Engineering Professor David Hyde is 1 of 5 new SIAM Science Policy Fellows

Assistant Professor of Computer Science David Hyde is one of five new 2022 SIAM Science Policy Fellowship Program recipients. He joins a cohort of nine Society for Industrial and Applied Mathematics (SIAM) science policy fellows.

David Hyde

The science policy program engages early career professionals in science policy and advocacy. Fellowship recipients learn about science policy as it pertains to SIAM’s discipline by participating in its Committee on Science Policy meetings and conducting relevant activities to further the organization’s policy efforts.

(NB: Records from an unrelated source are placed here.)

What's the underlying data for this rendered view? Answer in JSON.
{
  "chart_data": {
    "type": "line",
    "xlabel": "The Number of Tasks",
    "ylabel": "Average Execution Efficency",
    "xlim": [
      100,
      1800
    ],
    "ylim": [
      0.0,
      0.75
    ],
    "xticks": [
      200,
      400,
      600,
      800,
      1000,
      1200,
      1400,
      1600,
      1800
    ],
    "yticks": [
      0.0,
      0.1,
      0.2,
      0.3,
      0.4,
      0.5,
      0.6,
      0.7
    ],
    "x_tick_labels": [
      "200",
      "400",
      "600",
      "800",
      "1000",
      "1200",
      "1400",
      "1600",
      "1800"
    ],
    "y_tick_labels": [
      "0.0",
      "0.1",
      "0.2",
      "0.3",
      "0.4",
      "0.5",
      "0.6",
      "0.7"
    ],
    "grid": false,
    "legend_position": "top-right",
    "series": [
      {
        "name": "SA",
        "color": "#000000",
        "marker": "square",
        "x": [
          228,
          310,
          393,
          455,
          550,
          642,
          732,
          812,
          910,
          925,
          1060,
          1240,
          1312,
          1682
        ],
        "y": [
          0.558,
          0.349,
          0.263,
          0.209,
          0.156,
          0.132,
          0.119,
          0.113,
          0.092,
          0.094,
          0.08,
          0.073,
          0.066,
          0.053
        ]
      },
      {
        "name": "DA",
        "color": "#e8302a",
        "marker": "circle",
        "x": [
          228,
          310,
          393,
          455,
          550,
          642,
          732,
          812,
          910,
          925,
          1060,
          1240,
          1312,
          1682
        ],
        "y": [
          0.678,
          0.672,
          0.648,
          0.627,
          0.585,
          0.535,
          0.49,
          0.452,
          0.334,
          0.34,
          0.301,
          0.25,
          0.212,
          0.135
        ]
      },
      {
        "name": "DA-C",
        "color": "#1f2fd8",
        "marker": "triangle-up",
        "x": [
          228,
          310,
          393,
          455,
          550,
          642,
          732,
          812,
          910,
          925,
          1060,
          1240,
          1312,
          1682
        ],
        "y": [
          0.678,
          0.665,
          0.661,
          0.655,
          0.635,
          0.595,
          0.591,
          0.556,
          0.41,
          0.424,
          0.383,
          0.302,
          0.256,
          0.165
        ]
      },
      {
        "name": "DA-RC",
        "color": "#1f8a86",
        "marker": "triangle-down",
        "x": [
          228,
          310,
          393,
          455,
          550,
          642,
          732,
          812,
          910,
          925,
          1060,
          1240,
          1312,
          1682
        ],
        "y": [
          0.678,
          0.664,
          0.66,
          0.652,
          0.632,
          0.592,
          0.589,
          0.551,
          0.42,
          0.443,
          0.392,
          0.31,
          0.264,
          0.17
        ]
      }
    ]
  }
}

Fellowships pay for travel to the biannual SIAM CSP meetings. Each spring, the CSP meets with representatives of agencies such as the National Science Foundation and the Department of Energy and visits congressional offices to promote the importance of research funding, graduate training, and undergraduate education in applied mathematics and computational science.

“I’m eager to study budget and policy issues and to learn how to effectively communicate and collaborate with the federal officials and congressional staffers who shape such policies,” Hyde said.

Hyde’s research focuses on the intersections of computational physics, computer graphics, learning, and high-performance computing. His research has been supported by the Army Research Lab, the Department of Energy, and BHP Billiton.

Hyde was a Regents Scholar at University of California at Santa Barbara, earning a B.S. in mathematics with highest honors at age 19. He earned a Ph.D. in computer science, with Distinction in Teaching, from Stanford, where he was a DoD NDSEG Fellow and a Gerald J. Lieberman Fellow. Before joining Vanderbilt, he was a postdoctoral scholar and an assistant adjunct professor in the Mathematics Department at UCLA.

The Society for Industrial and Applied Mathematics is an international nonprofit organization that conveys mathematical knowledge to other professionals who could implement mathematical theory for practical, industrial, or scientific use. SIAM has more than 14,000 individual members and almost 500 academic, manufacturing, research and development, service and consulting organizations, government, and military organizations worldwide are institutional members.